Thursday, August 13, 2009

Bad bananas and collateral damage

I do not understand why there are people who vigorously defend aerial spraying of banana plantations even though it adversely affects communities that live and farm in the vicinity of these plantations. I do not understand why they do not realize that what is poisonous and deadly for pests and fungi in bananas is also poisonous and deadly for human beings, farm animals and plants. I do not understand why they do not want to use safer methods which are just as effective and are being used in places where aerial spraying is banned.

The banana growers and exporters who insist on this practice to save on costs and get higher profits might soon find themselves the victims of the toxic fallout of their own making. Lobby groups abroad that are sympathetic to the anti-aerial spraying advocates here might just raise a howl and expose the real cost of these bananas in terms of collateral damage on human lives and the environment.
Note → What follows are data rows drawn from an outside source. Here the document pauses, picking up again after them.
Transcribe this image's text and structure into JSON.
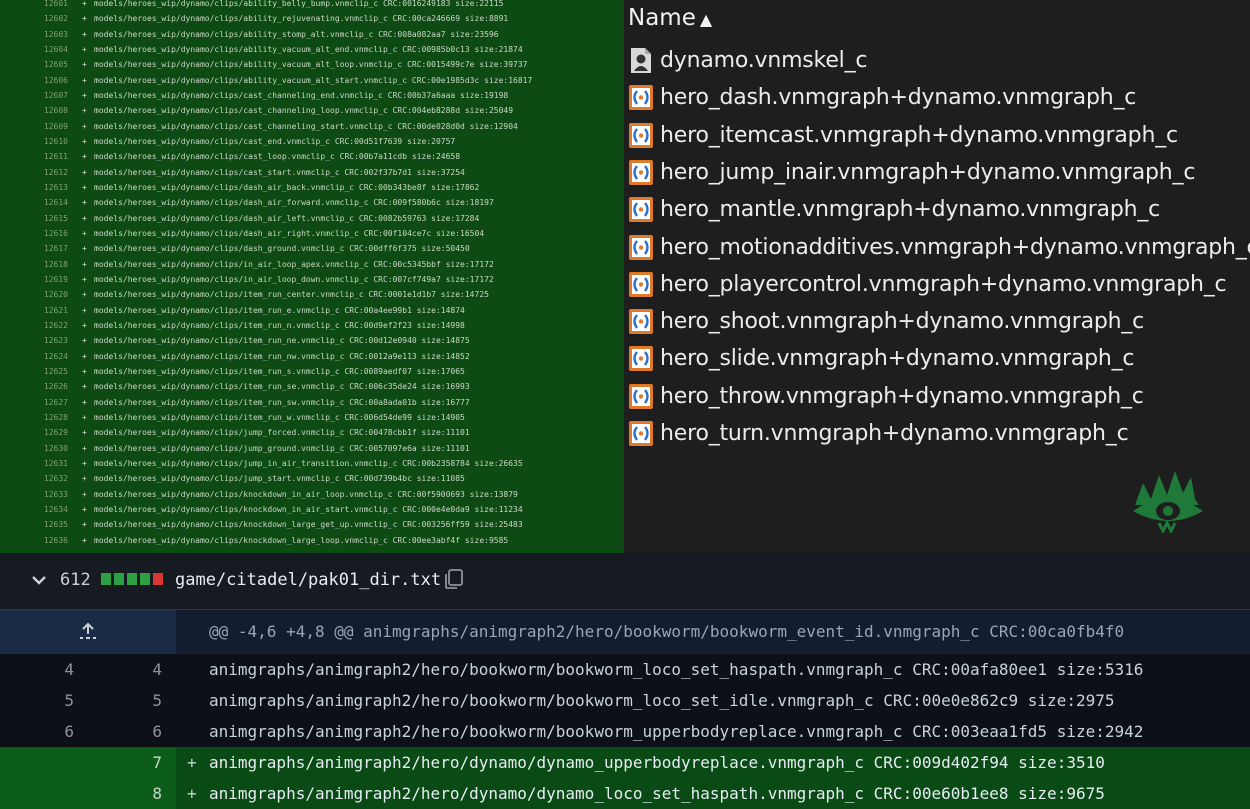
{
  "left_diff": {
    "rows": [
      {
        "line": "12601",
        "text": "models/heroes_wip/dynamo/clips/ability_belly_bump.vnmclip_c CRC:0016249183 size:22115"
      },
      {
        "line": "12602",
        "text": "models/heroes_wip/dynamo/clips/ability_rejuvenating.vnmclip_c CRC:00ca246669 size:8891"
      },
      {
        "line": "12603",
        "text": "models/heroes_wip/dynamo/clips/ability_stomp_alt.vnmclip_c CRC:008a082aa7 size:23596"
      },
      {
        "line": "12604",
        "text": "models/heroes_wip/dynamo/clips/ability_vacuum_alt_end.vnmclip_c CRC:00985b0c13 size:21874"
      },
      {
        "line": "12605",
        "text": "models/heroes_wip/dynamo/clips/ability_vacuum_alt_loop.vnmclip_c CRC:0015499c7e size:39737"
      },
      {
        "line": "12606",
        "text": "models/heroes_wip/dynamo/clips/ability_vacuum_alt_start.vnmclip_c CRC:00e1985d3c size:16817"
      },
      {
        "line": "12607",
        "text": "models/heroes_wip/dynamo/clips/cast_channeling_end.vnmclip_c CRC:00b37a6aaa size:19198"
      },
      {
        "line": "12608",
        "text": "models/heroes_wip/dynamo/clips/cast_channeling_loop.vnmclip_c CRC:004eb8288d size:25049"
      },
      {
        "line": "12609",
        "text": "models/heroes_wip/dynamo/clips/cast_channeling_start.vnmclip_c CRC:00de028d0d size:12904"
      },
      {
        "line": "12610",
        "text": "models/heroes_wip/dynamo/clips/cast_end.vnmclip_c CRC:00d51f7639 size:20757"
      },
      {
        "line": "12611",
        "text": "models/heroes_wip/dynamo/clips/cast_loop.vnmclip_c CRC:00b7a11cdb size:24658"
      },
      {
        "line": "12612",
        "text": "models/heroes_wip/dynamo/clips/cast_start.vnmclip_c CRC:002f37b7d1 size:37254"
      },
      {
        "line": "12613",
        "text": "models/heroes_wip/dynamo/clips/dash_air_back.vnmclip_c CRC:00b343be8f size:17862"
      },
      {
        "line": "12614",
        "text": "models/heroes_wip/dynamo/clips/dash_air_forward.vnmclip_c CRC:009f580b6c size:18197"
      },
      {
        "line": "12615",
        "text": "models/heroes_wip/dynamo/clips/dash_air_left.vnmclip_c CRC:0082b59763 size:17284"
      },
      {
        "line": "12616",
        "text": "models/heroes_wip/dynamo/clips/dash_air_right.vnmclip_c CRC:00f104ce7c size:16504"
      },
      {
        "line": "12617",
        "text": "models/heroes_wip/dynamo/clips/dash_ground.vnmclip_c CRC:00dff6f375 size:50450"
      },
      {
        "line": "12618",
        "text": "models/heroes_wip/dynamo/clips/in_air_loop_apex.vnmclip_c CRC:00c5345bbf size:17172"
      },
      {
        "line": "12619",
        "text": "models/heroes_wip/dynamo/clips/in_air_loop_down.vnmclip_c CRC:007cf749a7 size:17172"
      },
      {
        "line": "12620",
        "text": "models/heroes_wip/dynamo/clips/item_run_center.vnmclip_c CRC:0001e1d1b7 size:14725"
      },
      {
        "line": "12621",
        "text": "models/heroes_wip/dynamo/clips/item_run_e.vnmclip_c CRC:00a4ee99b1 size:14874"
      },
      {
        "line": "12622",
        "text": "models/heroes_wip/dynamo/clips/item_run_n.vnmclip_c CRC:00d9ef2f23 size:14998"
      },
      {
        "line": "12623",
        "text": "models/heroes_wip/dynamo/clips/item_run_ne.vnmclip_c CRC:00d12e0940 size:14875"
      },
      {
        "line": "12624",
        "text": "models/heroes_wip/dynamo/clips/item_run_nw.vnmclip_c CRC:0012a9e113 size:14852"
      },
      {
        "line": "12625",
        "text": "models/heroes_wip/dynamo/clips/item_run_s.vnmclip_c CRC:0089aedf07 size:17065"
      },
      {
        "line": "12626",
        "text": "models/heroes_wip/dynamo/clips/item_run_se.vnmclip_c CRC:006c35de24 size:16993"
      },
      {
        "line": "12627",
        "text": "models/heroes_wip/dynamo/clips/item_run_sw.vnmclip_c CRC:00a8ada01b size:16777"
      },
      {
        "line": "12628",
        "text": "models/heroes_wip/dynamo/clips/item_run_w.vnmclip_c CRC:006d54de99 size:14905"
      },
      {
        "line": "12629",
        "text": "models/heroes_wip/dynamo/clips/jump_forced.vnmclip_c CRC:00478cbb1f size:11101"
      },
      {
        "line": "12630",
        "text": "models/heroes_wip/dynamo/clips/jump_ground.vnmclip_c CRC:0057097e6a size:11101"
      },
      {
        "line": "12631",
        "text": "models/heroes_wip/dynamo/clips/jump_in_air_transition.vnmclip_c CRC:00b2358784 size:26635"
      },
      {
        "line": "12632",
        "text": "models/heroes_wip/dynamo/clips/jump_start.vnmclip_c CRC:00d739b4bc size:11085"
      },
      {
        "line": "12633",
        "text": "models/heroes_wip/dynamo/clips/knockdown_in_air_loop.vnmclip_c CRC:00f5900693 size:13879"
      },
      {
        "line": "12634",
        "text": "models/heroes_wip/dynamo/clips/knockdown_in_air_start.vnmclip_c CRC:000e4e0da9 size:11234"
      },
      {
        "line": "12635",
        "text": "models/heroes_wip/dynamo/clips/knockdown_large_get_up.vnmclip_c CRC:003256ff59 size:25483"
      },
      {
        "line": "12636",
        "text": "models/heroes_wip/dynamo/clips/knockdown_large_loop.vnmclip_c CRC:00ee3abf4f size:9585"
      }
    ]
  },
  "explorer": {
    "column_header": "Name",
    "sort_indicator": "▲",
    "files": [
      {
        "name": "dynamo.vnmskel_c",
        "icon": "skeleton-file-icon"
      },
      {
        "name": "hero_dash.vnmgraph+dynamo.vnmgraph_c",
        "icon": "graph-file-icon"
      },
      {
        "name": "hero_itemcast.vnmgraph+dynamo.vnmgraph_c",
        "icon": "graph-file-icon"
      },
      {
        "name": "hero_jump_inair.vnmgraph+dynamo.vnmgraph_c",
        "icon": "graph-file-icon"
      },
      {
        "name": "hero_mantle.vnmgraph+dynamo.vnmgraph_c",
        "icon": "graph-file-icon"
      },
      {
        "name": "hero_motionadditives.vnmgraph+dynamo.vnmgraph_c",
        "icon": "graph-file-icon"
      },
      {
        "name": "hero_playercontrol.vnmgraph+dynamo.vnmgraph_c",
        "icon": "graph-file-icon"
      },
      {
        "name": "hero_shoot.vnmgraph+dynamo.vnmgraph_c",
        "icon": "graph-file-icon"
      },
      {
        "name": "hero_slide.vnmgraph+dynamo.vnmgraph_c",
        "icon": "graph-file-icon"
      },
      {
        "name": "hero_throw.vnmgraph+dynamo.vnmgraph_c",
        "icon": "graph-file-icon"
      },
      {
        "name": "hero_turn.vnmgraph+dynamo.vnmgraph_c",
        "icon": "graph-file-icon"
      }
    ],
    "watermark_icon": "eye-crown-logo-icon"
  },
  "github_diff": {
    "file_header": {
      "changes": "612",
      "path": "game/citadel/pak01_dir.txt",
      "blocks": [
        "#2ea043",
        "#2ea043",
        "#2ea043",
        "#2ea043",
        "#da3633"
      ]
    },
    "hunk_header": "@@ -4,6 +4,8 @@ animgraphs/animgraph2/hero/bookworm/bookworm_event_id.vnmgraph_c CRC:00ca0fb4f0",
    "rows": [
      {
        "type": "ctx",
        "old": "4",
        "new": "4",
        "marker": "",
        "code": "animgraphs/animgraph2/hero/bookworm/bookworm_loco_set_haspath.vnmgraph_c CRC:00afa80ee1 size:5316"
      },
      {
        "type": "ctx",
        "old": "5",
        "new": "5",
        "marker": "",
        "code": "animgraphs/animgraph2/hero/bookworm/bookworm_loco_set_idle.vnmgraph_c CRC:00e0e862c9 size:2975"
      },
      {
        "type": "ctx",
        "old": "6",
        "new": "6",
        "marker": "",
        "code": "animgraphs/animgraph2/hero/bookworm/bookworm_upperbodyreplace.vnmgraph_c CRC:003eaa1fd5 size:2942"
      },
      {
        "type": "add",
        "old": "",
        "new": "7",
        "marker": "+",
        "code": "animgraphs/animgraph2/hero/dynamo/dynamo_upperbodyreplace.vnmgraph_c CRC:009d402f94 size:3510"
      },
      {
        "type": "add",
        "old": "",
        "new": "8",
        "marker": "+",
        "code": "animgraphs/animgraph2/hero/dynamo/dynamo_loco_set_haspath.vnmgraph_c CRC:00e60b1ee8 size:9675"
      }
    ]
  }
}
Who would like to buy and eat bananas that are produced in this manner? Consumers are now more discriminating.



In May 2009 the Department of Health released its study (“Health and Environmental Assessment of Sitio Camocaan, Hagonoy, Davao del Sur”) which showed that residents exposed to the spray were found to have pesticide traces in their blood. Air and soil outside plantation boundaries were also found to be contaminated. The study recommended banning aerial spraying and a shift to organic methods.

The DOH has no hidden interest here. Its interest is the health of Filipinos. (Read Sec. 15 and 16 of the 1987 Constitution.) Those who question the DOH’s findings have gone bananas.

I wrote about the subject of bananas a few days ago but I write about it again with the faint hope that something could be done about the toxic rain in places where there are vast plantations that produce Cavendish bananas for export. These long, green bananas have a long shelf life but rate low in the Filipinos’ taste department.

Am not against bananas. I eat a lot of native bananas. The yellower, the better. I read somewhere that ripe yellow bananas with dark spots contain very high immune system-boosting properties. I used to have banana plants in my backyard. They bore big yellow fruits a lot of which I had to give away as I couldn’t eat all of them. I even made vinegar out of them.

“We are not bananas. We are not pests.” This is the cry of communities near banana plantations in Mindanao who have to suffer the adverse effects of regular toxic aerial spraying.

Imagine yourself sipping coffee under the open sky when suddenly something lands in your cup. Imagine yourself a child on your way to school and getting sprayed with pesticides. Farmers working on their small farms and people doing their daily chores are among those who suffer indirect hits and have to run for cover when airplanes unleash pesticides on vast banana plantations. While they are not the intended targets, there is no way they can avoid getting hit by the airplanes’ toxic load.

People who live with constant spraying complain of respiratory and skin ailments. They worry about their farm animals, their edible plants and water sources that catch their share of the toxic rain. And who knows what genetic mutations can arise for all this?

When will this stop?

The National Task Force Against Aerial Spray composed of 14 legal, environmental, church and women’s groups is leading the campaign to ban aerial spraying. The Mamamayan Ayaw sa Aerial Spraying (MAAS), a member of the task force, is composed of residents who are directly affected. “We are not squatters,” MAAS’s Cecille Moran, 46, told the Inquirer. “We own our farms and grow food as a means of livelihood.” Many families who live in-between plantations are exposed to constant spraying, she said. Fruit trees and farm animals have died. Malunggay trees have withered.

Aerial spraying is not the only way to fight pests. There are other ways, among them manual and boom spraying but banana plantation owners prefer the aerial method in order to cut costs.

Davao City is not the only place in Mindanao that has to put up with aerial spraying. Davao City’s feisty mayor Rodrigo Duterte is a vocal anti-aerial spraying advocate, and the local government had passed an ordinance against it. But the Philippine Banana Growers and Exporters Association (PBGEA) challenged the ordinance in court because it supposedly violated their right to property.

MAAS got a favorable decision but PBGEA elevated the case to the Court of Appeals. Meanwhile, aerial spraying continues.

In the Philippines, exporters of Cavendish bananas use the aerial spraying method to kill the Sigatoka fungus. Aerial bombardment hits not just the intended targets but human and non-humans as well that happen to be within the range of the toxic drift which reaches 3.2 kms. on the average.

MAAS said that the tridemorph and chlorothalonil fungicides used in the Philippines are banned in other countries. Animal studies have shown that the fungicide mancozeb could cause cancer. In her ground breaking 1962 book “Silent Spring”, Rachel Carson warned against this “amazing rain of death.”

The provincial government of Bukidnon banned aerial spraying way back in 2001 and North Cotabao in 2004 and banana plantations there have thrived without the aerial spray. Sen. Miguel Zubiri and Rep. Rufus Rodriguez have filed bills to ban aerial spraying in the entire country.

Anti-spraying advocates have an on-line petition at www.dirtybananas.org.